When an XSLT processor builds a tree from an XML document, all the text in the document is included in the tree. This includes "insignificant whitespace" that appears between element nodes (purely to make the document more readable).

So when your document is converted to a tree, the tree actually looks like:

  uml
   +- text: "&#xA;  "
   +- package
   +- text: "&#xA;  "
   +- package
   +- text: "&#xA;  "
   +- package
   |   +- text: "&#xA;    "
   |   +- package
   |   +- text: "&#xA;    "
   |   +- ...
   +- ...

When you apply templates with just <xsl:apply-templates /> then the processor selects *all* the children of the current node: that includes all the whitespace.

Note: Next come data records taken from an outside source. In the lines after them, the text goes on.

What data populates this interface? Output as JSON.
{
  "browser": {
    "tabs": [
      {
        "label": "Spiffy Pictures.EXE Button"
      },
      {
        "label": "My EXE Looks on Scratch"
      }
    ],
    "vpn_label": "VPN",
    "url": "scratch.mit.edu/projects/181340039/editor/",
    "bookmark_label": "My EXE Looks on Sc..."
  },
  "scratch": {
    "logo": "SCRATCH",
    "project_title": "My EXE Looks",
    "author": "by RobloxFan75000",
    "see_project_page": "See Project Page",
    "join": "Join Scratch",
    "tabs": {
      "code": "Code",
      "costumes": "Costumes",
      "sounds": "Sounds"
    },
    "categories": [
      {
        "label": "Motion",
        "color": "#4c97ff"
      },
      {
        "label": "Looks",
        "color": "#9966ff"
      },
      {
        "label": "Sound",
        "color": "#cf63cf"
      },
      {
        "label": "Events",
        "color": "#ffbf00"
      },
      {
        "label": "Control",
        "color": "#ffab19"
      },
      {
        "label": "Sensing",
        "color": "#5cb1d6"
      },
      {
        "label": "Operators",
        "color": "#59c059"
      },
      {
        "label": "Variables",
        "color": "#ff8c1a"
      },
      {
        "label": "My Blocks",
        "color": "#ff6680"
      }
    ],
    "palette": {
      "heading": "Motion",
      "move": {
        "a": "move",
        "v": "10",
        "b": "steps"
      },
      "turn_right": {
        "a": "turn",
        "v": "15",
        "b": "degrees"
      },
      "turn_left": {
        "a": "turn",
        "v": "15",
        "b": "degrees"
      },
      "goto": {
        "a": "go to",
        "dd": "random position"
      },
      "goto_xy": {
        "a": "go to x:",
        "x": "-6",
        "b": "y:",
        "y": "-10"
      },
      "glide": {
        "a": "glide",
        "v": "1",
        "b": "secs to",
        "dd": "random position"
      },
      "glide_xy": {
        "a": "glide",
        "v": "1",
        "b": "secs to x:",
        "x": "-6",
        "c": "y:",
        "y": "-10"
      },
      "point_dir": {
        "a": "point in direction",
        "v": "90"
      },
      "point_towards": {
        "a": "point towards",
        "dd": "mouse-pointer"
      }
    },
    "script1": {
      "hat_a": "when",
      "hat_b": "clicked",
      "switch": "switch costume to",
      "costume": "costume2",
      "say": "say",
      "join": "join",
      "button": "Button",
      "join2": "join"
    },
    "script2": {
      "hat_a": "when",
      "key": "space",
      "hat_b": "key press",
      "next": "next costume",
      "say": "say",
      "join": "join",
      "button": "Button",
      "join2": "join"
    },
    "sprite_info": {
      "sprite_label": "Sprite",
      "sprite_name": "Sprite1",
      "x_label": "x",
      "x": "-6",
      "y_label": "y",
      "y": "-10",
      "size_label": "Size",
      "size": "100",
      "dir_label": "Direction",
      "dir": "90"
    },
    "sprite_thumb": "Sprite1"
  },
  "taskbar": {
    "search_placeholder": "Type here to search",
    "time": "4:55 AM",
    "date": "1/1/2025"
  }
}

If you number the children, 1 is a text node (whitespace), 2 is a package element, 3 is another text node, 4 is a package element and so on. This is why you only get even numbers when you use <xsl:apply-templates />.

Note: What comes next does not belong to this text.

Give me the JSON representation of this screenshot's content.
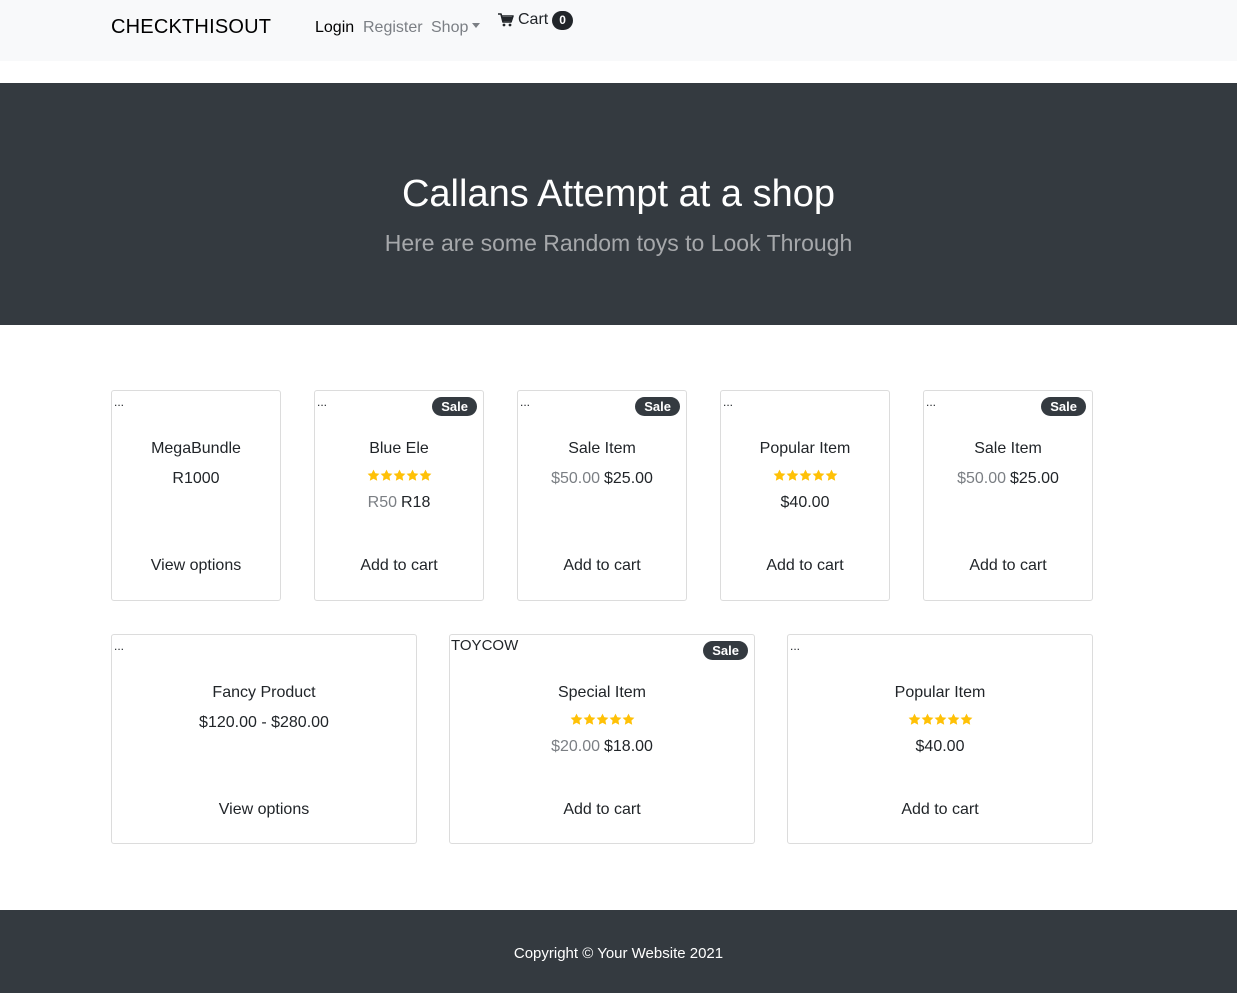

When you apply templates with <xsl:apply-templates select="package" /> then the processor selects only the package elements. If you number the children, 1 is the first child package element, 2 is the second child package element and so on. This is why you get the correct numbering in this case.

There are three solutions to your problem.

First, you could always select the nodes that you actually want to process (the package elements), so that you get numbering amongst those nodes.

Second, you could strip out the insignificant whitespace from the uml and package elements using the <xsl:strip-space> declaration. At the top level of your stylesheet, put:

<xsl:strip-space elements="uml package" />

This tells the processor to strip out all the whitespace-only text nodes that are children of uml or package elements. Then, when you use <xsl:apply-templates> without a select attribute, it will still select all the children of the uml or package element, but the tree won't contain any whitespace so the only children selected will be package elements.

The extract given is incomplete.